Xiegu X6100 QRP Radio

—Kevin Grantham N5KRG

  Partly based on our excellent results with the Xiegu G90, Andy Parcel, KE5KOF, and I recently purchased the new Xiegu X6100 QRP radio. This is a battery-operated Software Defined Radio (SDR) 10-watt HF radio that covers 160m to 6m.

  The X6100 appears to be the G90 SDR, with the X5105 transmitter upgraded to 10W, and the remote controller (GSOC), all rolled into one. In typical Xiegu fashion, it shipped with a bunch of partially finished features and capabilities. At this writing, Xiegu has released the third firmware release that reportedly fills in most of the gaps. I will install it in the next few days.

xiegu 6100


  Andy and I went out to Isle du Bois at Ray Roberts Lake Park for a Parks On The Air (POTA) activation. I brought the X6100—fresh out of the box—and set up a “frankantenna” vertical cobbled from Chameleon MPAS and Buddipole components. It read 1.7:1 SWR in the phone portion of 15 meters so I did not use the 10:1 built-in tuner of the X6100. That’s right! The G90 and the X6100 both have an excellent internal 10:1 antenna tuner.

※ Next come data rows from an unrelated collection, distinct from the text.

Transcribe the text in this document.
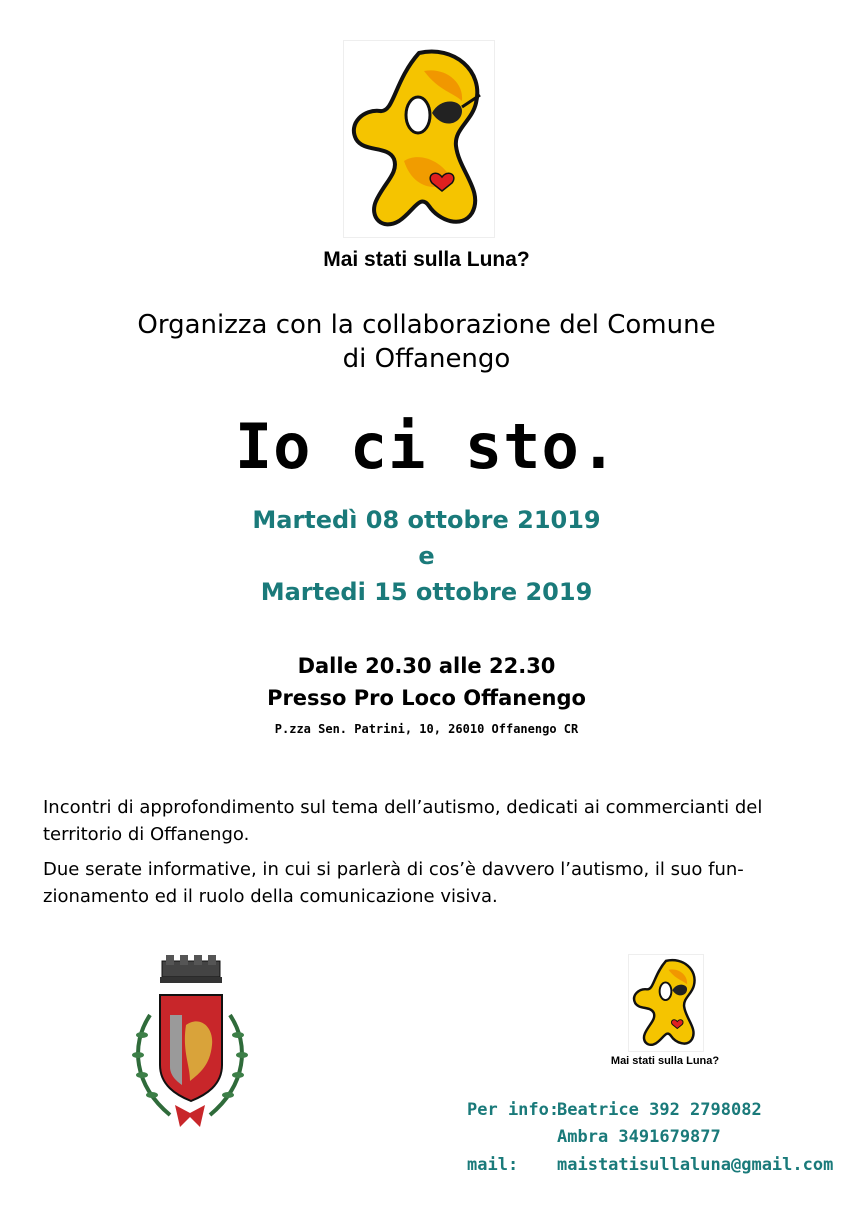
Mai stati sulla Luna?
Organizza con la collaborazione del Comune
di Offanengo
Io ci sto.
Martedì 08 ottobre 21019
e
Martedi 15 ottobre 2019
Dalle 20.30 alle 22.30
Presso Pro Loco Offanengo
P.zza Sen. Patrini, 10, 26010 Offanengo CR
Incontri di approfondimento sul tema dell’autismo, dedicati ai commercianti del territorio di Offanengo.
Due serate informative, in cui si parlerà di cos’è davvero l’autismo, il suo fun-zionamento ed il ruolo della comunicazione visiva.
Mai stati sulla Luna?
Per info:
Beatrice 392 2798082
Ambra 3491679877
mail: maistatisullaluna@gmail.com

  I was able to make contacts with Canadian stations running a contest, some California, Florida, and New York stations, and a guy in Mexico. The X6100 is much easier to operate than the G90 and the G90 isn’t all that bad. The 4-inch, 800 x 600 color display and simple menu structure are very nice and very readable in daylight. The biggest annoyance is that the tuning steps are either 1KHz or 100Hz, which are too large for fine tuning SSB or tuning CW. I was able to compensate on CW by messing about with the sidetone setting, but it was unpleasant.

  The receive audio was excellent in the park. Some on social media complain about the lack of an effective noise blanker and automatic notch filters, but I haven’t had a problem. The new firmware is supposed to improve that issue, but some online comments aren’t satisfied with the changes. If the G90 is any indication, there will be several more firmware releases over the next six months that will add the remaining features and capabilities, and address user concerns. Xiegu does monitor the online forums and responds well to user comments.

  The X6100 has a BNC antenna connector. It runs 5W on its internal battery and up to 10W on external power using a standard 5.5mm/2.1mm coaxial power plug. The kit includes a built-in microphone, plus an external hand mic (an ICOM knock-off with most, but not all, the buttons working). It’s designed so that one can use it as an HF HT! I’ve never had an HF handi-talkie, so that’s an interesting possibility for “pedestrian mobile.”

  When 10W just isn’t enough, it’s compatible with Xiegu’s excellent HPA125B 125W linear amplifier with 10:1 antenna tuner using a single cable—I’m thinking Winter Field Day and similar. The amplifier also works with the G90 and with my Yaesu FT-817ND and probably—although I haven’t tried it—with my ELAD FDM-DUO SDR.

  The rig has an internal sound card that should be active with this next firmware release and responds to ICOM IC-7000 and IC-7100 CI-V commands. I don’t know if the Bluetooth can be used as sound card interface or just with headphones.

  The X6100 will decode CW. That was hard to test because of the tuning step issue but it did work, and if it’s based on the same firmware as the G90, it should work well. It will also decode PSK31 and RTTY. Like most SDRs, the filters are extremely sharp and easily adjustable. It has a preamp that I didn’t need because of the excellent sensitivity of the receiver as well as an attenuator for heavy QRM environments like Carrollton city parks.

  It was fun to use, even with the unfinished software. By Winter Field Day I expect the X6100—coupled with the HPA125B amplifier—to be a worthy contender.